The deal is expected to be finalized next summer, though, so it might be a while before we start to see a lot of concrete changes as a result of this, but it’s a certified big deal and will definitely have some big repercussions for the gaming world.

28 Comments

  • sensesomethingevil-av says:

    Eh Microsoft is more about getting as many people to access its products as possible. They’ll still make it available on PlayStation, but they will also be Day 1 Game Pass releases.

  • robert-denby-av says:

    Skyrim 2

  • yourmomandmymom-av says:
  • adamtrevorjackson-av says:

    starting to feel like the smartest buy this console cycle is: a PC. feels like every ‘exclusive’ will end up landing there anyway.

    • zgberg-av says:

      If you can afford the ever evolving rigs you’ll need to play future games, pc is great. For all of us who want to chill and just play games, consoles are great. It just sucks it has to be like this. I’m an Xbox fan so happy we’ll get Bethesda games but it’s not good for industry

  • modusoperandi0-av says:

    Law & Order: SVU (Special Videogame Unit) excerpt:
    “It looks like we got another one.”“Yup.”“Died the same way.”“Yup.”“When are people going to learn not to cross Minecraft with Elder Scrolls?”

  • ryanlohner-av says:

    Hopefully they’ll be able to make some real canvas bags now.

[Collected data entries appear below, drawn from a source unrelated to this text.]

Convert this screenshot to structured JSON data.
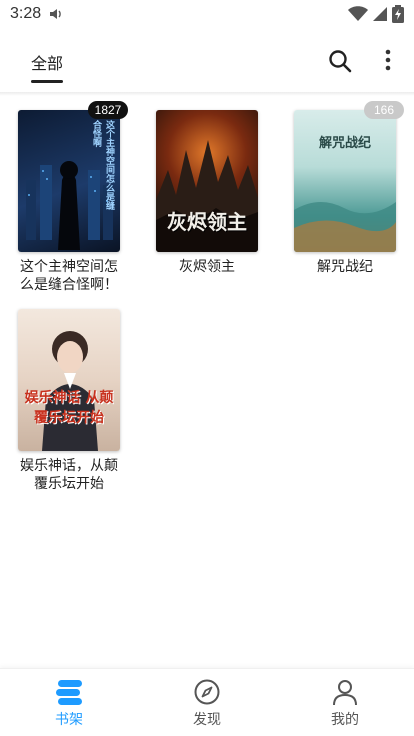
{
  "status_bar": {
    "time": "3:28"
  },
  "top_bar": {
    "tab_label": "全部"
  },
  "books": [
    {
      "title": "这个主神空间怎么是缝合怪啊！",
      "badge": "1827",
      "badge_style": "dark",
      "cover_colors": [
        "#0d1b33",
        "#1f3a66"
      ],
      "cover_text": "这个主神空间怎么是缝合怪啊"
    },
    {
      "title": "灰烬领主",
      "badge": "",
      "badge_style": "",
      "cover_colors": [
        "#1a0f0a",
        "#8a3a12"
      ],
      "cover_text": "灰烬领主"
    },
    {
      "title": "解咒战纪",
      "badge": "166",
      "badge_style": "light",
      "cover_colors": [
        "#cfe7e4",
        "#3f8f8b"
      ],
      "cover_text": "解咒战纪"
    },
    {
      "title": "娱乐神话，从颠覆乐坛开始",
      "badge": "",
      "badge_style": "",
      "cover_colors": [
        "#f2e6dc",
        "#b73a2a"
      ],
      "cover_text": "娱乐神话 从颠覆乐坛开始"
    }
  ],
  "bottom_nav": [
    {
      "label": "书架",
      "icon": "bookshelf-icon",
      "active": true
    },
    {
      "label": "发现",
      "icon": "compass-icon",
      "active": false
    },
    {
      "label": "我的",
      "icon": "person-icon",
      "active": false
    }
  ],
  "colors": {
    "accent": "#1e9bff",
    "badge_dark": "#111111",
    "badge_light": "#c9c9c9"
  }
}
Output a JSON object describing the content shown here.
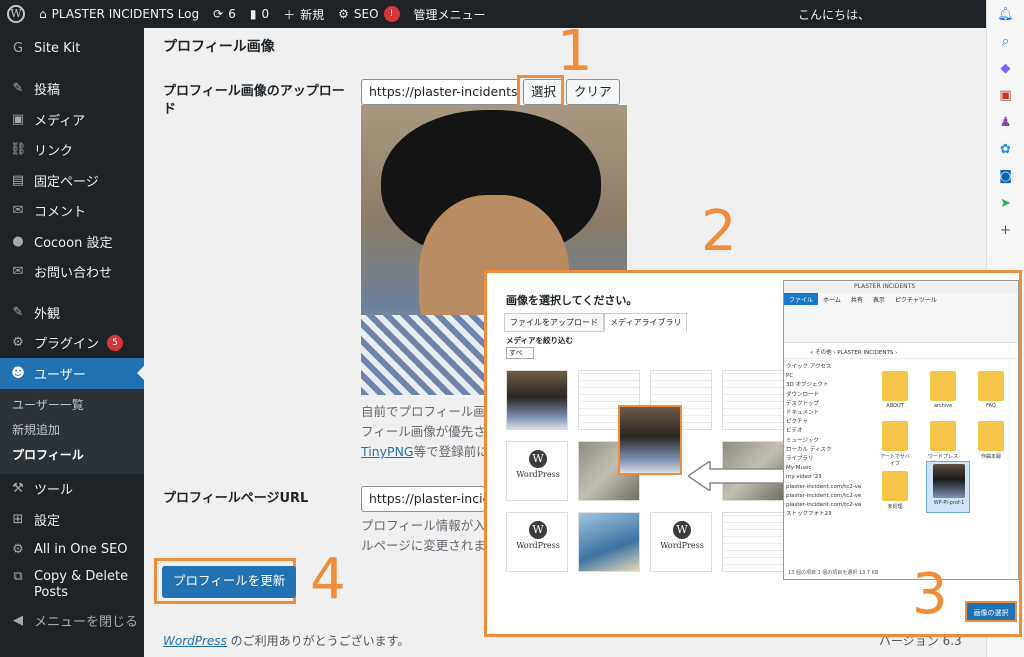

    • squamateprimate-av says:

      Bethesda really scored big when they made the issue about that instead of their crappy game. Impossible for a normal human to do anything but laugh at whiny nerds who paid over one hundred dollars U.S. for a gym bag.

  • ericfate-av says:

    I hope that ‘Microsoft will be allowed to launch Todd Howard into the sun’ wound up being one of the agreed upon terms.

  • mikolesquiz-av says:

    God, I hope they just gut it for properties/studios and burn the rest, then salt the earth where it stood. One of the worst companies ever to own a stable of incredible game studios.

  • blpppt-av says:

    Something Something..arrow to the knee.(crickets)What, no place for 2011 humor anymore?

  • mrfurious72-av says:

    With my luck they’ll release subsequent installments of all their franchises on PlayStation except Fallout, the only one I actually play.

  • nilus-av says:

    Sure they are buying it now. But it’s going to be unusable until at least 6 months of patching and it won’t work really well till the modders put out an unofficial patch. Also Skyrim 2? Really AVClub?  

  • themightymodok-av says:

    I just want to play Wolfenstein 3 on my Playstation4. Please and thank you.

  • thecoffeegotburnt-av says:

    Fallout: Newer Vegas. 

  • xaeroprime-av says:

    If there will be a Skyrim 2, does that mean that TES4: Oblivion = Skyrim -1?

  • tldmalingo-av says:

    It’s such a Microsoft thing to do.

  • SarDeliac-av says:

    Pretty ballsy move from MS, dropping $7.5bn on a suite of studios that, collectively, hasn’t released a game that cracked a 90 on Metacritic over at least the past four years. Guess that IP’s really valuable. With a ten-year window, that group’ll have to generate $750m a year, net, to break even. I wonder what they know that we don’t.Then again, Bethesda and Obsidian are now under the same roof, and MS loves when their sister devs work together and cross-promote. Be interesting to see what, if anything, comes out of that.